CorrectSequence Therapeutics (Correctseq), a biotechnology company using innovative base editing technology to help people with severe disease, today announced that Dr. Susan Mou, CEO of Correctseq and Dr. Lijie Wang, head of Gene Editing Platform of Correctseq, will attend the 18th Academy for Sickle Cell and Thalassaemia Conference (ASCAT) at the County Hall London, UK on October 25-28, 2023. Dr. Lijie Wang, will give an oral presentation on Oct. 28, at 9:00 am - 11:15 am, local time.
Date: October 28, 2023
Time: 9:00 am - 11:15 am
Title: Development of Best-in-Class Gene Editing Therapy for β-Hemoglobinopathies Using Innovative Transformer Base Editor (tBE)
Location: County Hall, London, United Kingdom
CS-101 is an ex vivo gene editing hematopoietic stem cell therapy which uses tBE to reactivate γ-globin of hematopoietic stem cells for the treatment of β-hemoglobinopathies including β-thalassemia and sickle cell disease. Compared with Cas nuclease gene editing therapy and regular base editing therapy, tBE exhibits higher γ-globin induction, lower cytotoxicity, and undetected off-target mutations.

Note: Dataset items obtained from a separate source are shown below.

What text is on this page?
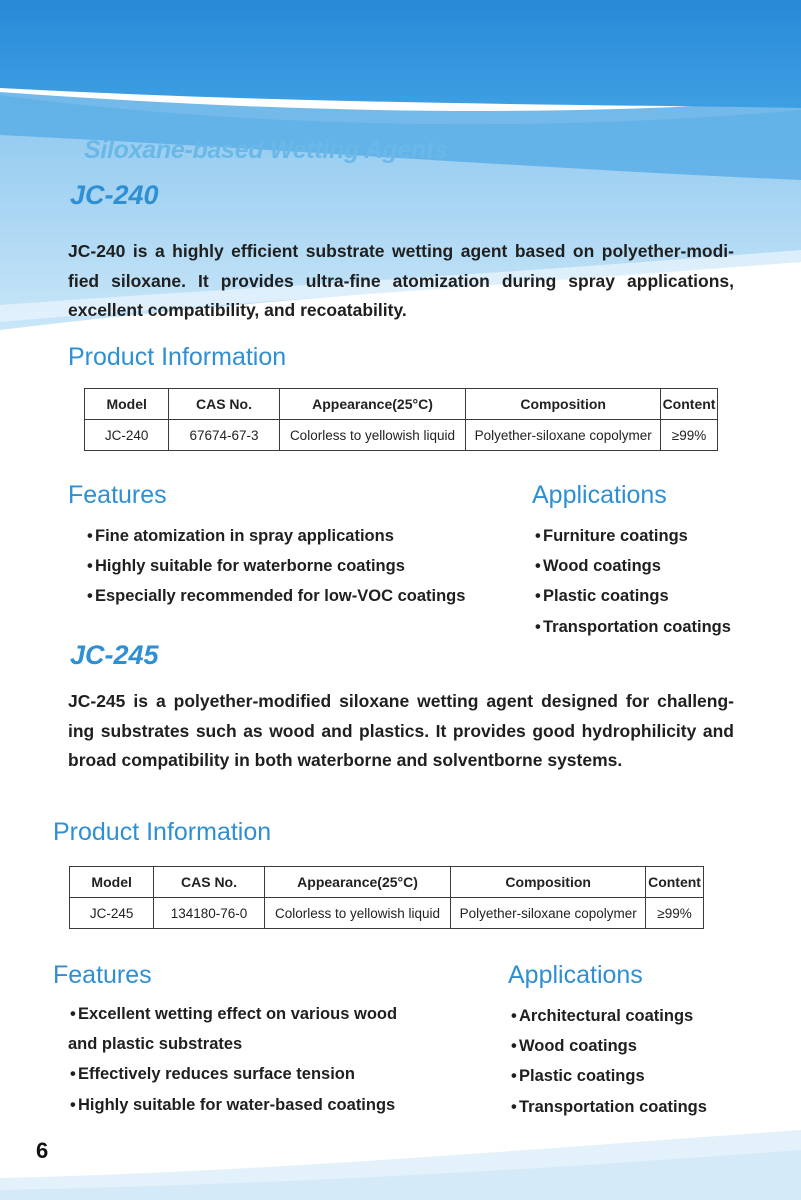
Siloxane-based Wetting Agents
JC-240
JC-240 is a highly efficient substrate wetting agent based on polyether-modi-
fied siloxane. It provides ultra-fine atomization during spray applications,
excellent compatibility, and recoatability.
Product Information
Model	CAS No.	Appearance(25°C)	Composition	Content
JC-240	67674-67-3	Colorless to yellowish liquid	Polyether-siloxane copolymer	≥99%
Features
• Fine atomization in spray applications
• Highly suitable for waterborne coatings
• Especially recommended for low-VOC coatings
Applications
• Furniture coatings
• Wood coatings
• Plastic coatings
• Transportation coatings
JC-245
JC-245 is a polyether-modified siloxane wetting agent designed for challeng-
ing substrates such as wood and plastics. It provides good hydrophilicity and
broad compatibility in both waterborne and solventborne systems.
Product Information
Model	CAS No.	Appearance(25°C)	Composition	Content
JC-245	134180-76-0	Colorless to yellowish liquid	Polyether-siloxane copolymer	≥99%
Features
• Excellent wetting effect on various wood
and plastic substrates
• Effectively reduces surface tension
• Highly suitable for water-based coatings
Applications
• Architectural coatings
• Wood coatings
• Plastic coatings
• Transportation coatings
6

“We are very glad to be invited to participate in ASCAT Conference. This is our first presentation to the worldwide to introduce our base editing technologies. Thanks to the organizer of ASCAT Conference for the recognition and this opportunity.” Dr. Susan Mou, CEO of Correctseq said, “The advantages of tBE will help us to develop a potential best-in-class gene editing therapy for β-hemoglobinopathies. We have successfully scaled up the cell manufacturing process from laboratory to clinical and even commercial levels. The tBE-edited hematopoietic stem cells exhibited long-term safety and efficacy in mice for more than 6 months. In addition, CS-101 IND package is compliance with ICH, China, US, and EU regulatory guidelines. We are looking for collaboration opportunities with global partners to expand the scope of CS-101 clinical study, hopefully to benefit more patients worldwide.”
About CorrectSequence Therapeutics
CorrectSequence Therapeutics (Correctseq) aims to use our innovative base editing technology to help people with severe diseases.
We have developed multiple base editing systems and our base editors offer significant advantages in controlling off-target effects and improving in vivo editing efficiency. Our base editing studies were published in high-profile scientific journals including Nature Biotechnology, Nature Cell Biology, Nature Structural & Molecular Biology, Cell Research and Cell Reports.
Our goal is to discover, develop, manufacture, and commercialize curative genetic medicines for various diseases. Multiple pipelines for genetic diseases, cancer immunotherapy, metabolic diseases, and infectious diseases are well underway. We have set up R&D and manufacturing centers in Shanghai, as well as the regulatory and clinical center in Beijing. Our world-class R&D laboratory, CMC process development laboratory and cGMP manufacturing facility guarantee the rapid translation and application of our innovative research.
We focus on biotechnology innovation, research and development and are committed to providing efficient, reliable and safe solution for unmet medical needs.